Books We Love – Issue #251

Pinocchio

Pinocchio: The Making of the Disney Epic

Pinocchio: The Making of the Disney Epic

By J. B. Kaufman

[Walt Disney Family Foundation Press, $50]

Disney authority Kaufman moves up the studio’s chronology from his 2012 Snow White tome The Fairest One of All with this in-depth look at Walt Disney’s second feature — just in time for its 75th anniversary. Adapted from the classic 19th century children’s novel by Italy’s Carlo Collodi, Disney’s Pinocchio was the first animated film to win Oscars in competitive categories (two, in fact) and earned a place in the National Film Registry’s roster of important works.

Kaufman presents a complete history of the production, from source material to the film’s re-release, weaving in behind-the-scenes stories of the inner workings of the studio’s Golden Age, the animators’ personalities and unbelievable stories (there was almost no Jiminy Cricket, y’know). This rich resource is embellished with over 300 photos, illustrations and concept sketches — many appearing in print for the first time. As John Canemaker says in his foreword, the book is “an exciting adventure into the inner workings of a one-of-a kind studio and team at its creative peak.”
Frederator

Two Decades of Original Cartoon Shorts from Frederator Studios

Selected Postcards 1998-2015

Edited by Fred Seibert and Eric Homan

[Frederator Books, $39.95]

For nearly a century, short films have been the lifeblood of animation, offering a unique medium for newly rising and established talent to experiment, and an enchanting window for theater audiences to glimpse worlds and ideas they have never dreamed of. Frederator Studios has happily celebrated the artform for over two decades, and for almost as long has been releasing limited edition postcards honoring their creators.
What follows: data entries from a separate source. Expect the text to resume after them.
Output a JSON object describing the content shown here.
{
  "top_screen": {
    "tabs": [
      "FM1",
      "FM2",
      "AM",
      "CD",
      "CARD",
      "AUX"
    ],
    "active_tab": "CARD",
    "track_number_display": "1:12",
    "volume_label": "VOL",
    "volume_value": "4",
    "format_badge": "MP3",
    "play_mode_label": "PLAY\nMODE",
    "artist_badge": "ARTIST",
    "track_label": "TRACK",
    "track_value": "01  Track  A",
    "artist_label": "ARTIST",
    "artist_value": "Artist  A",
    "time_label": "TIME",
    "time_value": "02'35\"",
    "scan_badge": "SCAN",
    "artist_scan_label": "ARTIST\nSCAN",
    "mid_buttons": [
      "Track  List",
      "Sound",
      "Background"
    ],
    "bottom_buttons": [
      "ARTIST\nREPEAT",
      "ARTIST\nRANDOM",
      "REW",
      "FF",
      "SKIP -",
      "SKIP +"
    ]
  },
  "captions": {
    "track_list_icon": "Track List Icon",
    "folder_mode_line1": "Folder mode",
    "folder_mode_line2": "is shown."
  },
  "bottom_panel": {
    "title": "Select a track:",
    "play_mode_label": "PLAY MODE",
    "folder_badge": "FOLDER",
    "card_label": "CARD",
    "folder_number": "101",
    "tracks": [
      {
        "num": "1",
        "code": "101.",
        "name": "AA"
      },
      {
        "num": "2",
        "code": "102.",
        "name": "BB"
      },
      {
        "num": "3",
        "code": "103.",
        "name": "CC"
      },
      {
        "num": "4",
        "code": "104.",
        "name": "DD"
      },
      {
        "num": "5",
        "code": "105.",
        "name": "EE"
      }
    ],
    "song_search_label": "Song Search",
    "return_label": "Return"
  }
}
For this colorful collection, Frederator picked 158 of those postcards –representing the likes of Butch Hartman’s The Fairly OddParents, Natasha Allegri’s Bee & PuppyCat and Pendleton Ward’s Adventure Time –to present in this paperback. It’s a pleasure to flip through these pages and relive the greats from What A Cartoon!, Oh Yeah! Cartoons, The Meth MInute 39, Random! Cartoons, Too Cool! Cartoons and GO! Cartoons that launched many careers and inspired many more.

Yoshitaka

Yoshitaka Amano: The World Beyond Your Imagination

[PIE Books, $49.95]

International design publishing house PIE offers this large print, bi-lingual presentation of over 250 works by multi-disciplinary Japanese artist Yoshitaka Amano, which is sure to alternately soothe your eyeballs and electrify your brain as you progress through its pages. Amano is best known for his massive success as the character designer behind the Final Fantasy video game series, but this title — edited as a catalog for his solo exhibition of the same name — offers a broad look at his creations.

The World Beyond Your Imagination displays over 250 pieces of Amano’s art, spanning the beginning of his career through very recent works, including character designs for Gatchaman, Time Bokan, Vampire Hunter D and Final Fantasy, among others. The book also includes two rather detailed post-scripts (in English, Japanese and Chinese) giving further insight into Amano’s work.

The Sculptor

The Sculptor

By Scott McCloud

[First Second Books, $29.99]

McCloud is a well-respected authority on comics, and the thoughtful penman behind the 1994 exploration of the medium Understanding Comics: The Invisible Art. His long-awaited original graphic novel clocks in at nearly 500 pages, and combines his careful artistry with a deep understanding of emotional storytelling with an inventive, yet somehow classic, story that delves into issues of love, art and the human condition.

The heartfelt and often humorous story centers on David Smith, a young sculptor who makes a deal with Death to fulfill his childhood wish: to be able to sculpt anything he can imagine with his bare hands. But with only 200 days remaining to be notched on his mortal coil, he finds deciding what to create is harder than he thought, and discovering the love of his life at the 11th hour isn’t making his situation any less muddled.